The fact that Indian Americans are the richest ethnic group despite most being in the country less than 30 years shows that time in the country is not what causes an ethnic group to accumulate wealth. What causes wealth accumulation is current high income and high savings, not history.
The Millionaire Next Door cites some interesting figures about wealth accumulation. I don’t have the exact figures, but it puts self-made millionaires at about 80% if memory serves of all millionaires as of the time of the study therein. The idea that most wealth is an ancient accumulation passed down to a select few is off by quite a considerable amount. There are wealthy inheritors, but they don’t make up a significant portion of the wealthy. Not remotely. Most wealth in the US is self generated.
That is not to dismiss the historical effects of racist policies against minorities though. If you’re born poor, odds are you stay poor. There isn’t nearly as much class mobility as people think there is (in fact, moving up in class is significantly less common than moving down). Because generations ago there was an obvious race-based disparity, and because the poor stay poor, the lions-share of every minority generation thereafter has stayed poor. But that’s also true of poor whites. The racist history of the US created the initial poverty within minority groups, and the US economic system perpetuated it to this day.

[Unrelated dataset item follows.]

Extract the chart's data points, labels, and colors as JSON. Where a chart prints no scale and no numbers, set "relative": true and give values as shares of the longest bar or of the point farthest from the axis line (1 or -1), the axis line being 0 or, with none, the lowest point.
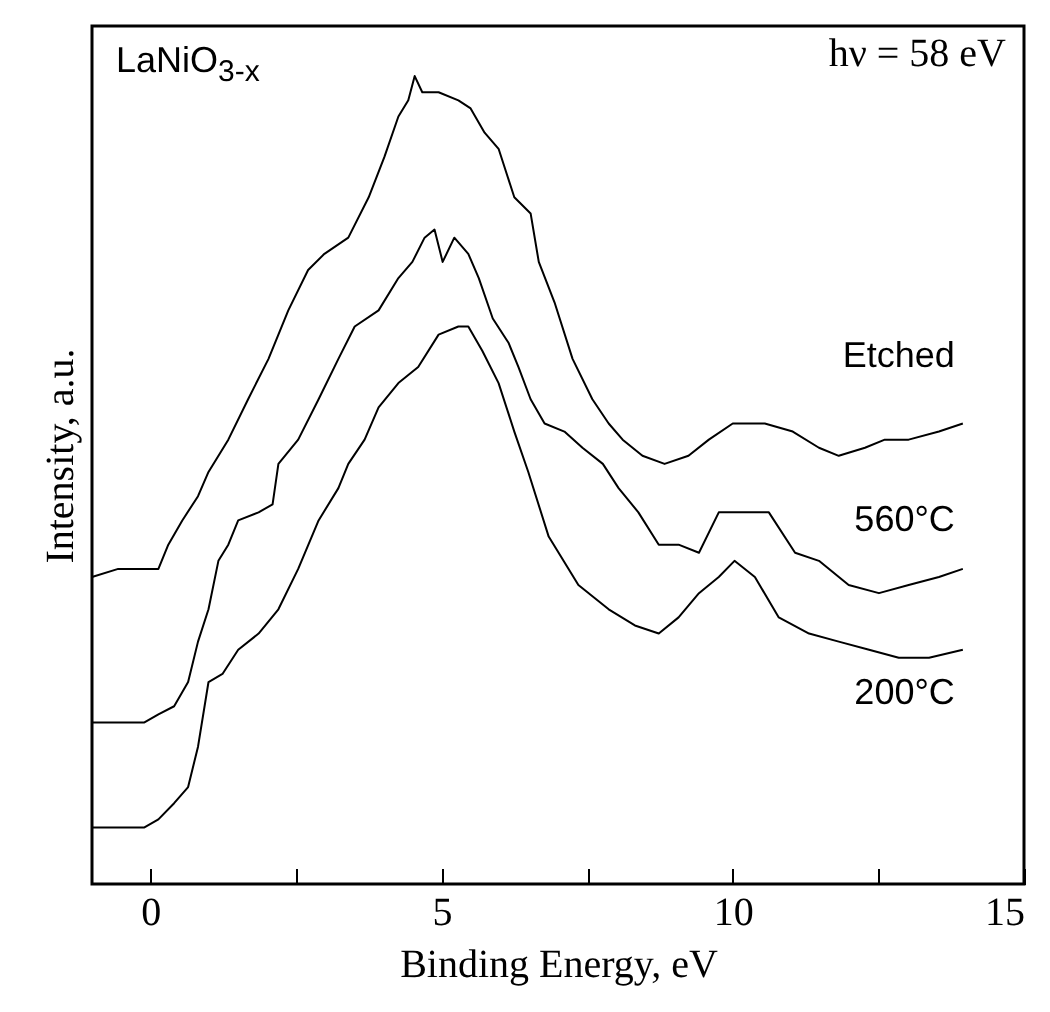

That’s also not to dismiss the relatively unmentioned set of policies such as the ongoing drug war that was instituted specifically to punish poor minorities and continues to do so today. There’s definitely racism that specifically makes minorities poor today. Depriving any family of stability by stripping away a primary income earner, parent, and partner is a huge push towards poverty. That needs to stop immediately. We need to stop doing our darndest to punish the poor and especially poor minorities, which includes throwing a bunch of potential fathers and partners in prison… but minorities from families that don’t come up in poverty and in the neighborhoods where poverty is entrenched are far more resilient against the factors that lead to incarceration. Fixing poverty takes the teeth out of racist policies and directly aids families across the board. It also unifies people instead of allowing for the divide and conquer tactics that have so effectively crushed any and all attempts to address the problems of today.
Maybe Churchill’s “Fight them on the beaches” speech, then? I can see people outside the US seeing MLK as addressing a specifically American problem, whereas fighting Nazis was everybody’s problem.
I obviously think this is an interesting question, but it’s kind of a hijack from the main point of this thread. Maybe we should continue discussion of it in the previous thread, even though it’s a second grader by now?
Trump’s most recent incoherent rambling about trucks and how he knew as a child that he’d be president has to be up there. Maybe not the up to the Churchill one (Never surrender!), but right there with “Ask not what your country can do for you.” Just wait and see. Only time will tell.